James,
Is there any particular reason you are not using the storage/drives for the box with Security Onion installed?
If you are going to use two separate boxes, it may be best to first copy/backup your data, then send it off to the remote server/share, as you may experience issues with writing/retrieving data to/from the share.
Also, is there any reason you are choosing to use Fedora for the other machine, or is this personal preference?
Thanks,
Wes
The company purchased two servers. They didn't tell me why they wanted to have the storage on another server. Based on what you said, and my assumptions, I am going to ask them if I can install SO on the storage device. I chose Fedora as a personal preference. I absolutely agree that the IO is going to be a problem by storing remotely.
Let me ask you, would it make sense to capture pcaps then send them to the remote server. One thing I cannot work out with SO is the methodology for capturing pcaps. I can always use netsniff-ng or wireshark, but as soon as I save the pcap the monitoring stops.
Is there a method to be constantly writing the traffic information then go back in time to pull out data I think I should review? Let's say my alert system, ArcSight, sees something. I'd like to go back to SO and analyze the traffic.
James
James,
You may want to see:
https://github.com/Security-Onion-Solutions/security-onion/wiki/netsniff-ng
When full packet capture is enabled through setup, netsniff-ng automagically sniffs traffic and records it to /nsm/sensor_data/HOSTNAME-INTERFACE/dailylogs/YYYY-MM-DD/.
The way Security Onion is built, it allows analysts to pivot from IDS alerts and other logs, to PCAP to gain greater context around an event. This allows those previously captured packets to be correlated to events and retrievable later on.
If you are going to send them to a remote server, I would just be careful about how often you prune the PCAPs from the Security Onion machine, as you may end up trying to pivot from an alert/event in Sguil/Squert/ELSA and not be able to since the PCAP has already rolled off or been moved.
Storage of PCAPs, Bro logs, and ELSA logs are controlled by settings defined in /etc/nsm/securityonion.conf (CRIT_DISK_USAGE) and in /etc/elsa_node.conf (log_size_limit).
By default, the /nsm directory will be purged of old files when disk utilization reaches 90 percent (by /usr/sbin/nsm_sensor_clean). ELSA, by default, will take up half of this and have its log_size_limit value defined accordingly. The rest of space will be allotted for Bro logs and PCAPs.
Ex. 100 TB Drive assigned to /nsm:
~50 GB for ELSA logs
~40 GB for Bro logs/PCAPs
Hope this helps to clarify.
Thanks,
Wes
It looks like the master/sensor scheme is why they orginally ordered two servers. A master and a storage. For a sensor do I just collect the logs and then access them with the master? Or do I copy the pcaps to the master to examine? What do you think?
James,
The main analyst tools (Sguil/Squert/ELSA) included in Security Onion allow you to view the aggregation of alerts and events across all of your sensors.

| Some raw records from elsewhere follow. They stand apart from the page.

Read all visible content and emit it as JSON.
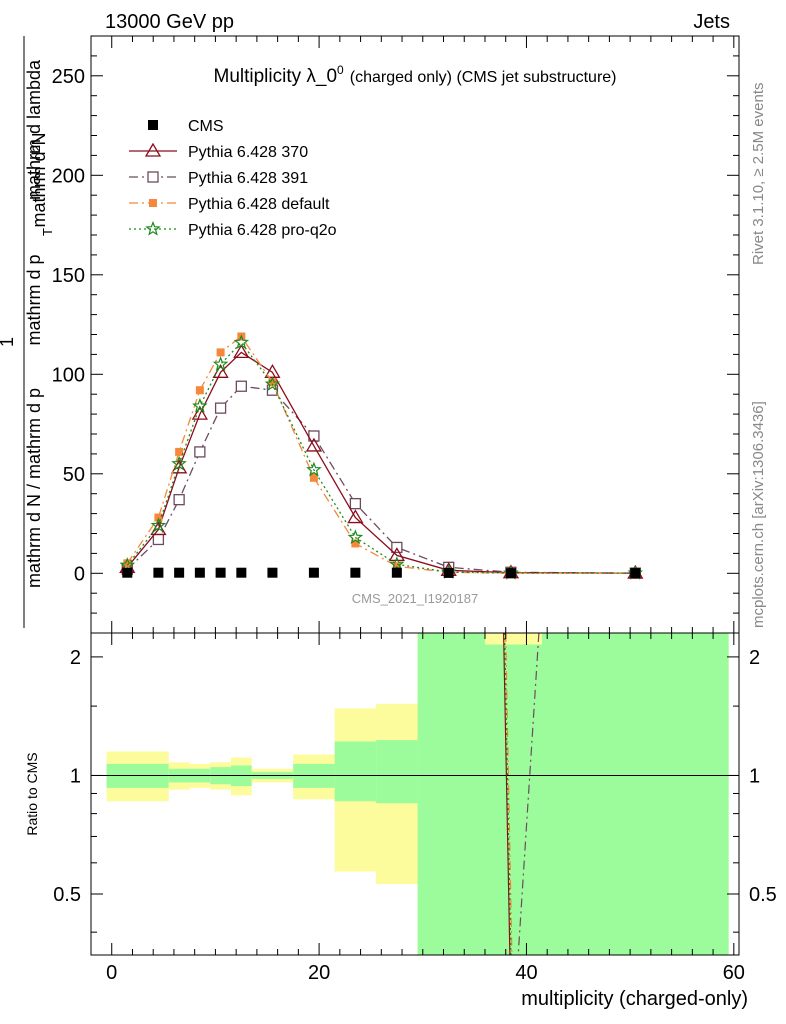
{
  "header": {
    "left": "13000 GeV pp",
    "right": "Jets"
  },
  "side_labels": {
    "rivet": "Rivet 3.1.10, ≥ 2.5M events",
    "mcplots": "mcplots.cern.ch [arXiv:1306.3436]"
  },
  "chart_data": [
    {
      "type": "line",
      "title": "Multiplicity λ_0",
      "title_superscript": "0",
      "title_suffix": "(charged only) (CMS jet substructure)",
      "ylabel_numerator": "mathrm d²N",
      "ylabel_denominator": "mathrm d N / mathrm d p",
      "ylabel_middle": "mathrm d p",
      "ylabel_sub_t": "T",
      "ylabel_tail": "mathrm d lambda",
      "ylabel_tail2": "mathrm d p",
      "ylabel_one": "1",
      "analysis_id": "CMS_2021_I1920187",
      "xlim": [
        -2,
        60.5
      ],
      "ylim": [
        -30,
        270
      ],
      "yticks": [
        "0",
        "50",
        "100",
        "150",
        "200",
        "250"
      ],
      "legend_position": "top-left",
      "series": [
        {
          "name": "CMS",
          "color": "#000000",
          "marker": "filled-square",
          "line": "none",
          "x": [
            1.5,
            4.5,
            6.5,
            8.5,
            10.5,
            12.5,
            15.5,
            19.5,
            23.5,
            27.5,
            32.5,
            38.5,
            50.5
          ],
          "y": [
            0.3,
            0.3,
            0.3,
            0.3,
            0.3,
            0.3,
            0.3,
            0.3,
            0.3,
            0.3,
            0.2,
            0.1,
            0.1
          ]
        },
        {
          "name": "Pythia 6.428 370",
          "color": "#8b0d1c",
          "marker": "open-triangle",
          "line": "solid",
          "x": [
            1.5,
            4.5,
            6.5,
            8.5,
            10.5,
            12.5,
            15.5,
            19.5,
            23.5,
            27.5,
            32.5,
            38.5,
            50.5
          ],
          "y": [
            3,
            22,
            53,
            80,
            101,
            111,
            101,
            64,
            28,
            9,
            1.5,
            0.3,
            0.1
          ]
        },
        {
          "name": "Pythia 6.428 391",
          "color": "#6e4a5e",
          "marker": "open-square",
          "line": "dash-dot",
          "x": [
            1.5,
            4.5,
            6.5,
            8.5,
            10.5,
            12.5,
            15.5,
            19.5,
            23.5,
            27.5,
            32.5,
            38.5,
            50.5
          ],
          "y": [
            2,
            17,
            37,
            61,
            83,
            94,
            92,
            69,
            35,
            13,
            3,
            0.5,
            0.1
          ]
        },
        {
          "name": "Pythia 6.428 default",
          "color": "#f5883a",
          "marker": "filled-square-small",
          "line": "dash-dot",
          "x": [
            1.5,
            4.5,
            6.5,
            8.5,
            10.5,
            12.5,
            15.5,
            19.5,
            23.5,
            27.5,
            32.5,
            38.5,
            50.5
          ],
          "y": [
            5,
            28,
            61,
            92,
            111,
            119,
            96,
            48,
            15,
            3.5,
            0.5,
            0.1,
            0.1
          ]
        },
        {
          "name": "Pythia 6.428 pro-q2o",
          "color": "#1b8a1b",
          "marker": "open-star",
          "line": "dotted",
          "x": [
            1.5,
            4.5,
            6.5,
            8.5,
            10.5,
            12.5,
            15.5,
            19.5,
            23.5,
            27.5,
            32.5,
            38.5,
            50.5
          ],
          "y": [
            4,
            24,
            55,
            84,
            105,
            116,
            95,
            52,
            18,
            4.5,
            0.6,
            0.1,
            0.1
          ]
        }
      ]
    },
    {
      "type": "area",
      "ylabel": "Ratio to CMS",
      "xlabel": "multiplicity (charged-only)",
      "xlim": [
        -2,
        60.5
      ],
      "ylim": [
        0.35,
        2.3
      ],
      "xticks": [
        "0",
        "20",
        "40",
        "60"
      ],
      "yticks": [
        "0.5",
        "1",
        "2"
      ],
      "ytick_values": [
        0.5,
        1,
        2
      ],
      "xtick_values": [
        0,
        20,
        40,
        60
      ],
      "reference_line": 1,
      "bands": [
        {
          "x0": -0.5,
          "x1": 3.5,
          "stat": [
            0.93,
            1.07
          ],
          "total": [
            0.86,
            1.15
          ]
        },
        {
          "x0": 3.5,
          "x1": 5.5,
          "stat": [
            0.93,
            1.07
          ],
          "total": [
            0.86,
            1.15
          ]
        },
        {
          "x0": 5.5,
          "x1": 7.5,
          "stat": [
            0.96,
            1.04
          ],
          "total": [
            0.92,
            1.08
          ]
        },
        {
          "x0": 7.5,
          "x1": 9.5,
          "stat": [
            0.96,
            1.04
          ],
          "total": [
            0.93,
            1.07
          ]
        },
        {
          "x0": 9.5,
          "x1": 11.5,
          "stat": [
            0.95,
            1.05
          ],
          "total": [
            0.92,
            1.08
          ]
        },
        {
          "x0": 11.5,
          "x1": 13.5,
          "stat": [
            0.94,
            1.06
          ],
          "total": [
            0.89,
            1.11
          ]
        },
        {
          "x0": 13.5,
          "x1": 17.5,
          "stat": [
            0.98,
            1.02
          ],
          "total": [
            0.96,
            1.04
          ]
        },
        {
          "x0": 17.5,
          "x1": 21.5,
          "stat": [
            0.93,
            1.07
          ],
          "total": [
            0.87,
            1.13
          ]
        },
        {
          "x0": 21.5,
          "x1": 25.5,
          "stat": [
            0.86,
            1.22
          ],
          "total": [
            0.57,
            1.48
          ]
        },
        {
          "x0": 25.5,
          "x1": 29.5,
          "stat": [
            0.85,
            1.23
          ],
          "total": [
            0.53,
            1.52
          ]
        },
        {
          "x0": 29.5,
          "x1": 59.5,
          "stat": [
            0.3,
            2.3
          ],
          "total": [
            0.3,
            2.3
          ]
        }
      ],
      "top_yellow_segment": {
        "x0": 36,
        "x1": 41.5,
        "y0": 2.15,
        "y1": 2.3
      },
      "ratio_lines": [
        {
          "name": "Pythia 6.428 370",
          "color": "#8b0d1c",
          "x": [
            37.8,
            38.4
          ],
          "y": [
            2.4,
            0.3
          ]
        },
        {
          "name": "Pythia 6.428 default",
          "color": "#f5883a",
          "x": [
            38.0,
            38.6
          ],
          "y": [
            2.4,
            0.3
          ]
        },
        {
          "name": "Pythia 6.428 pro-q2o",
          "color": "#1b8a1b",
          "x": [
            37.9,
            38.5
          ],
          "y": [
            2.4,
            0.3
          ]
        },
        {
          "name": "Pythia 6.428 391",
          "color": "#6e4a5e",
          "x": [
            41.2,
            39.2
          ],
          "y": [
            2.3,
            0.3
          ]
        }
      ]
    }
  ],
  "colors": {
    "stat_band": "#9cfc9c",
    "total_band": "#fcfc9c",
    "axis": "#000000",
    "side_text": "#888888"
  }
}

Things like Bro logs, PCAPs, and ELSA logs are stored locally on the sensors, but alert data is sent by sensors to the master server to be accessed via sguild (the server process behind the data provided to/accessible by Sguil/Squert). When you pivot to PCAP transcript, you are actually pulling the PCAP data from the respective sensor (where the traffic was recorded). Each sensor has an ELSA node, and this is queried by the master server (when running ELSA queries), then the results are aggregated/returned to the user in the browser.
In your case, you could have the master server, with lesser storage, and the other machine as the sensor.
Once setup has been run on both machines, for everyday purposes of examining alerts, you may want to just access the master servers via a dedicated analyst machine, spun up from the Security Onion ISO image.
You can run so-allow on the master server (https://github.com/Security-Onion-Solutions/security-onion/wiki/Firewall#so-allow) to add firewall exceptions for the analyst machine, point your Sguil client to the master server IP, and go from there (as well as accessing Squert and ELSA from the Chromium browser).